(Part 3 of 4)
In this video, geriatric psychiatrist Marc E. Agronin, MD, discusses medications that may improve cognition in patients with Alzheimer's disease. Dr. Agronin is the senior vice president for Behavioral Health and chief medical officer for MIND Institute at Miami Jewish Health in Florida.
Dr. Agronin presented "The Top Dos and Don’ts in the Psychopharmacologic Treatment of Geriatric Patients: Focus on Dementia and Late-Life Depression and Anxiety" at the virtual Psych Congress 2020 conference.
Read the transcript:
When treating Alzheimer's disease, we don't have a cure. We don't even have a medication FDA approved yet for slowing the course of the disease. This is a big challenge, because this is by definition a progressive disorder.
We do have medications we refer to as cognitive-enhancing medications, and these come in 2 categories. The first are what are known as acetylcholinesterase inhibitors. There are 3 medications in that category.
The other is what's known as NMDA or glutamate receptor antagonist. This is memantine. It has a different mechanism of action which allows us to combine an acetylcholinesterase inhibitor with memantine.

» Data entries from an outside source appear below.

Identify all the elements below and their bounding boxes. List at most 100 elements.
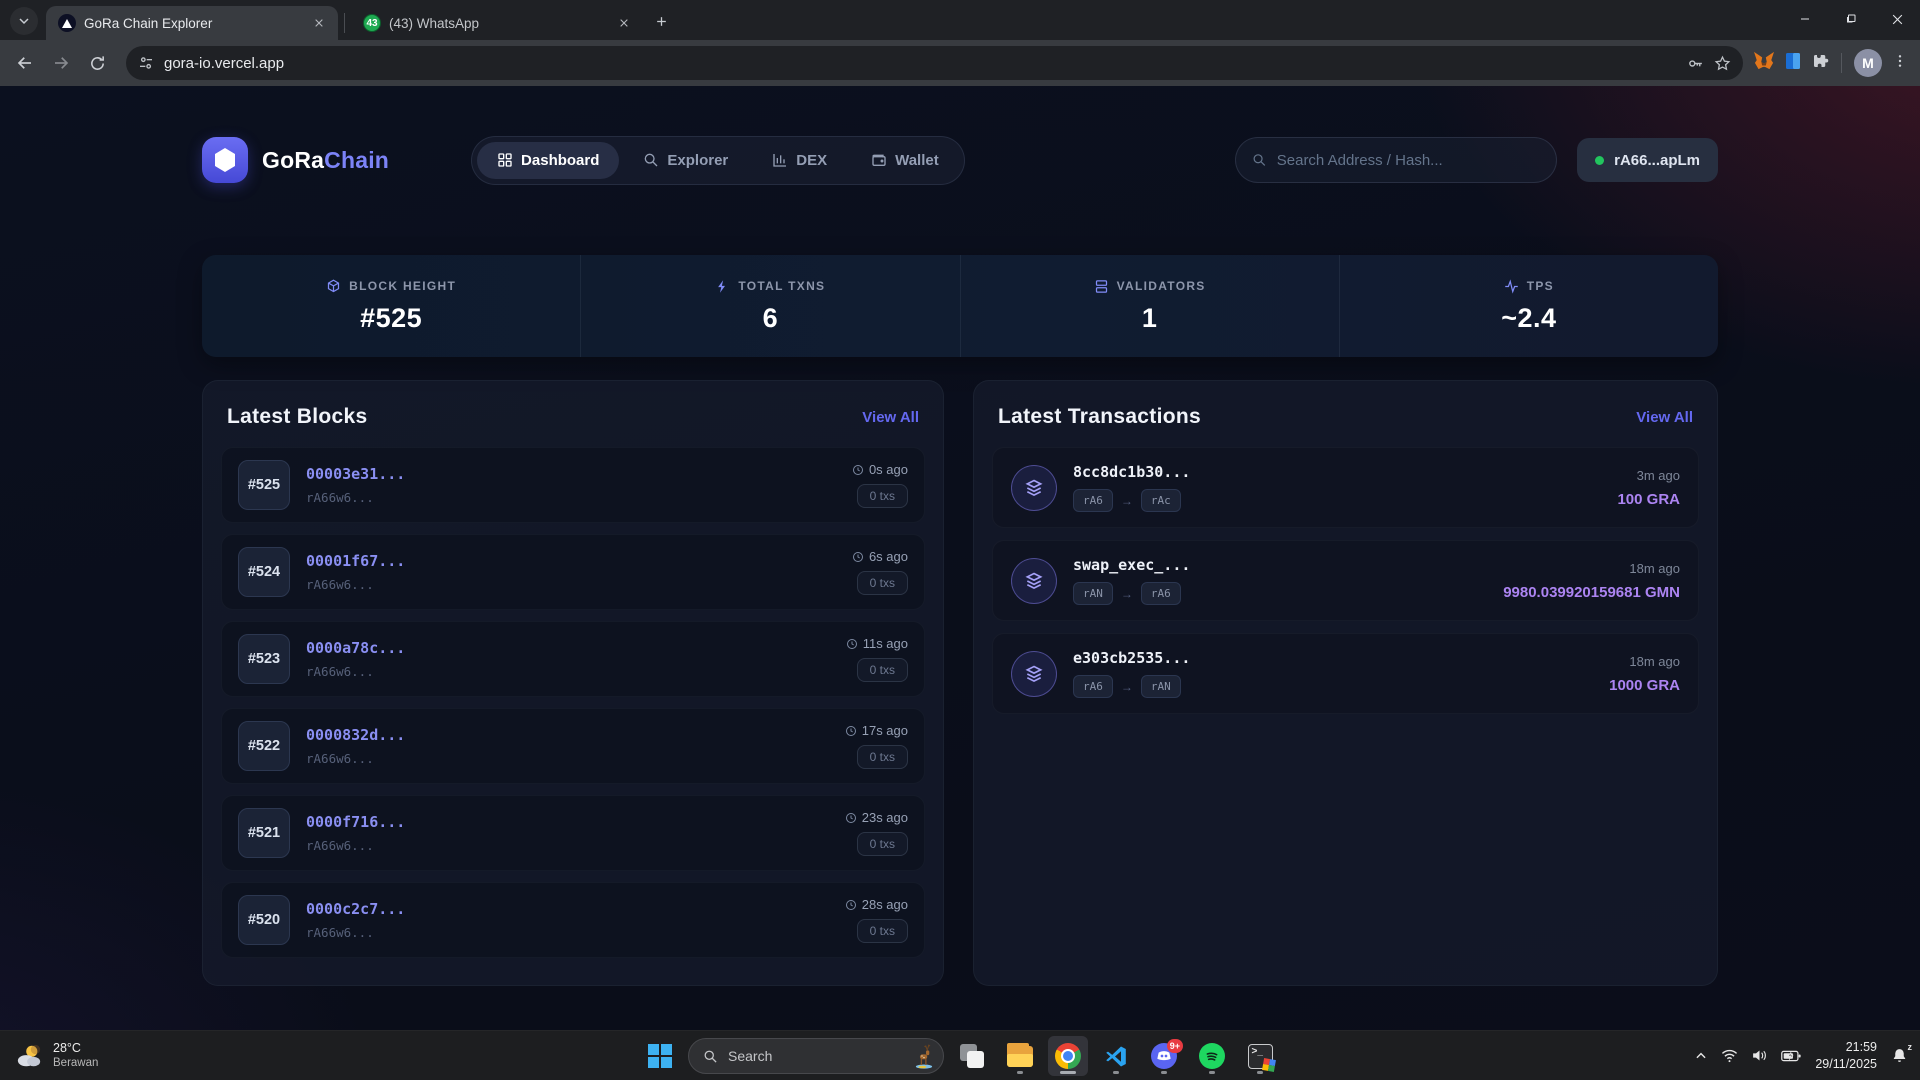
- to-badge: rAN: [1141, 675, 1181, 698]
- password-key-icon[interactable]: [1687, 55, 1704, 72]
- stat-total-txns: TOTAL TXNS 6: [580, 255, 959, 357]
- clock-icon: [852, 551, 864, 563]
- notification-bell-button[interactable]: z: [1891, 1047, 1908, 1064]
- spotify-icon: [1199, 1043, 1225, 1069]
- whatsapp-favicon-icon: 43: [363, 14, 381, 32]
- site-search[interactable]: [1235, 137, 1557, 183]
- block-hash[interactable]: 00001f67...: [306, 552, 836, 570]
- block-hash[interactable]: 00003e31...: [306, 465, 836, 483]
- maximize-button[interactable]: [1828, 0, 1874, 38]
- block-hash[interactable]: 0000832d...: [306, 726, 829, 744]
- back-button[interactable]: [8, 46, 42, 80]
- volume-icon[interactable]: [1751, 1048, 1768, 1063]
- battery-charging-icon[interactable]: [1781, 1049, 1801, 1063]
- to-badge: rAc: [1141, 489, 1181, 512]
- brand-name: GoRaChain: [262, 147, 389, 174]
- layers-icon: [1011, 465, 1057, 511]
- spotify-button[interactable]: [1192, 1036, 1232, 1076]
- url-text[interactable]: gora-io.vercel.app: [164, 55, 1677, 72]
- extensions-puzzle-icon[interactable]: [1811, 52, 1829, 75]
- taskbar-search[interactable]: Search: [688, 1038, 944, 1074]
- vscode-button[interactable]: [1096, 1036, 1136, 1076]
- block-row[interactable]: #520 0000c2c7... rA66w6... 28s ago 0 txs: [221, 882, 925, 958]
- block-row[interactable]: #522 0000832d... rA66w6... 17s ago 0 txs: [221, 708, 925, 784]
- tray-chevron-up-icon[interactable]: [1694, 1049, 1708, 1063]
- bookmark-star-icon[interactable]: [1714, 55, 1731, 72]
- brand[interactable]: GoRaChain: [202, 137, 389, 183]
- discord-button[interactable]: 9+: [1144, 1036, 1184, 1076]
- terminal-button[interactable]: >_: [1240, 1036, 1280, 1076]
- block-row[interactable]: #525 00003e31... rA66w6... 0s ago 0 txs: [221, 447, 925, 523]
- transaction-row[interactable]: 8cc8dc1b30... rA6 → rAc 3m ago 100 GRA: [992, 447, 1699, 528]
- nav-item-dashboard[interactable]: Dashboard: [477, 142, 619, 179]
- forward-button[interactable]: [44, 46, 78, 80]
- site-settings-icon[interactable]: [138, 55, 154, 71]
- main-nav: Dashboard Explorer DEX Wallet: [471, 136, 965, 185]
- txn-amount: 1000 GRA: [1609, 677, 1680, 694]
- txn-age: 3m ago: [1637, 468, 1680, 483]
- transaction-row[interactable]: swap_exec_... rAN → rA6 18m ago 9980.039…: [992, 540, 1699, 621]
- wallet-icon: [871, 152, 887, 168]
- deer-of-the-day-icon: [911, 1043, 937, 1069]
- block-hash[interactable]: 0000f716...: [306, 813, 829, 831]
- tab-gora-chain-explorer[interactable]: GoRa Chain Explorer: [46, 6, 338, 40]
- start-button[interactable]: [640, 1036, 680, 1076]
- reload-button[interactable]: [80, 46, 114, 80]
- bolt-icon: [715, 279, 730, 294]
- tab-search-button[interactable]: [10, 7, 38, 35]
- txns-view-all-link[interactable]: View All: [1636, 409, 1693, 426]
- arrow-icon: →: [1121, 680, 1133, 694]
- txs-count-badge: 0 txs: [857, 658, 908, 682]
- tab-close-icon[interactable]: [310, 14, 328, 32]
- block-hash[interactable]: 0000a78c...: [306, 639, 830, 657]
- chrome-button[interactable]: [1048, 1036, 1088, 1076]
- nav-item-dex[interactable]: DEX: [752, 142, 847, 179]
- transaction-row[interactable]: e303cb2535... rA6 → rAN 18m ago 1000 GRA: [992, 633, 1699, 714]
- activity-icon: [1504, 279, 1519, 294]
- block-hash[interactable]: 0000c2c7...: [306, 900, 829, 918]
- tab-whatsapp[interactable]: 43 (43) WhatsApp: [351, 6, 643, 40]
- nav-item-explorer[interactable]: Explorer: [623, 142, 748, 179]
- tab-close-icon[interactable]: [615, 14, 633, 32]
- close-button[interactable]: [1874, 0, 1920, 38]
- address-bar[interactable]: gora-io.vercel.app: [126, 46, 1743, 80]
- browser-tabstrip: GoRa Chain Explorer 43 (43) WhatsApp: [0, 0, 1920, 40]
- txn-hash[interactable]: e303cb2535...: [1073, 649, 1593, 667]
- minimize-button[interactable]: [1782, 0, 1828, 38]
- windows-logo-icon: [648, 1044, 672, 1068]
- account-chip[interactable]: rA66...apLm: [1577, 138, 1718, 182]
- nav-item-wallet[interactable]: Wallet: [851, 142, 959, 179]
- layers-icon: [1011, 651, 1057, 697]
- block-proposer: rA66w6...: [306, 664, 830, 679]
- weather-widget[interactable]: 28°C Berawan: [0, 1041, 260, 1071]
- task-view-icon: [960, 1044, 984, 1068]
- metamask-extension-icon[interactable]: [1753, 51, 1775, 76]
- txn-hash[interactable]: swap_exec_...: [1073, 556, 1487, 574]
- taskbar-clock[interactable]: 21:59 29/11/2025: [1815, 1039, 1877, 1072]
- block-row[interactable]: #521 0000f716... rA66w6... 23s ago 0 txs: [221, 795, 925, 871]
- block-row[interactable]: #524 00001f67... rA66w6... 6s ago 0 txs: [221, 534, 925, 610]
- stat-block-height: BLOCK HEIGHT #525: [202, 255, 580, 357]
- server-icon: [1094, 279, 1109, 294]
- bell-dnd-icon: [1891, 1047, 1908, 1064]
- txn-age: 18m ago: [1629, 654, 1680, 669]
- discord-icon: 9+: [1151, 1043, 1177, 1069]
- tab-title: GoRa Chain Explorer: [84, 16, 302, 31]
- new-tab-button[interactable]: [647, 7, 675, 35]
- from-badge: rAN: [1073, 582, 1113, 605]
- txn-hash[interactable]: 8cc8dc1b30...: [1073, 463, 1601, 481]
- block-height-badge: #523: [238, 634, 290, 684]
- latest-blocks-panel: Latest Blocks View All #525 00003e31... …: [202, 380, 944, 986]
- site-search-input[interactable]: [1277, 152, 1540, 169]
- docs-extension-icon[interactable]: [1785, 52, 1801, 75]
- profile-avatar[interactable]: M: [1854, 49, 1882, 77]
- wifi-icon[interactable]: [1721, 1048, 1738, 1063]
- browser-toolbar: gora-io.vercel.app M: [0, 40, 1920, 86]
- blocks-view-all-link[interactable]: View All: [862, 409, 919, 426]
- block-row[interactable]: #523 0000a78c... rA66w6... 11s ago 0 txs: [221, 621, 925, 697]
- forward-arrow-icon: [52, 54, 70, 72]
- task-view-button[interactable]: [952, 1036, 992, 1076]
- menu-kebab-icon[interactable]: [1892, 53, 1908, 74]
- file-explorer-button[interactable]: [1000, 1036, 1040, 1076]
- arrow-icon: →: [1121, 587, 1133, 601]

These medications can help improve symptoms. They don't have clear evidence that they slow the course of the disease. Even so, this can bring benefit.
It might be modest. It might not always be noticeable in the way we like to see it, but nonetheless, there's a tremendous body of evidence pointing to the fact that in Alzheimer's disease, and to some extent in other forms of dementia, such as vascular dementia or Lewy body disease, that we can also see symptomatic benefit from cognitive- enhancing medications.
It's important when working with these to keep in mind several basic principles. First of all, you always start with an initial dose, and you titrate it either over 4 weeks, or in some of the medications, week to week, but you want to get to the therapeutic dose.
These are not the medications that a quarter or half dose will suffice for the most part. You simply won't get the full therapeutic benefit.
Keep in mind important side effects, so you monitor the patient as you do titration over time. As an example, the acetylcholinesterase inhibitors can have important GI side effects. That's really important to be aware of to educate the patient and the caregiver about this.
Make certain your expectations are modest. These are not cures. They don't slow the course of the disease, but they do have meaningful impact.
We know from some long‑term data that individuals on combination therapy, so, a single acetylcholinesterase inhibitor—and I emphasize, a single one, we don't combine them—but in combination with memantine, will give us the best clinical outcome for individuals, at least symptomatically.
Finally, these are indicated for mild, moderate, to severe disease. Even in individuals with more advanced stage disease, when you might not imagine the medications would have as much of an impact, we know for the acetylcholinesterase inhibitors in particular, that there's good data supporting their efficacy, even in late‑stage disease.
You absolutely want to give someone the benefit of these medications. With this approach, there's no question that you'll benefit individuals with Alzheimer's disease, and possibly other forms of dementia or neurocognitive disorders.
We need better agents. There's a lot of medications being studied experimentally that hopefully will come out eventually to help modify the disease or cure it, but in the meantime, we still want to do the best we can therapeutically for these individuals.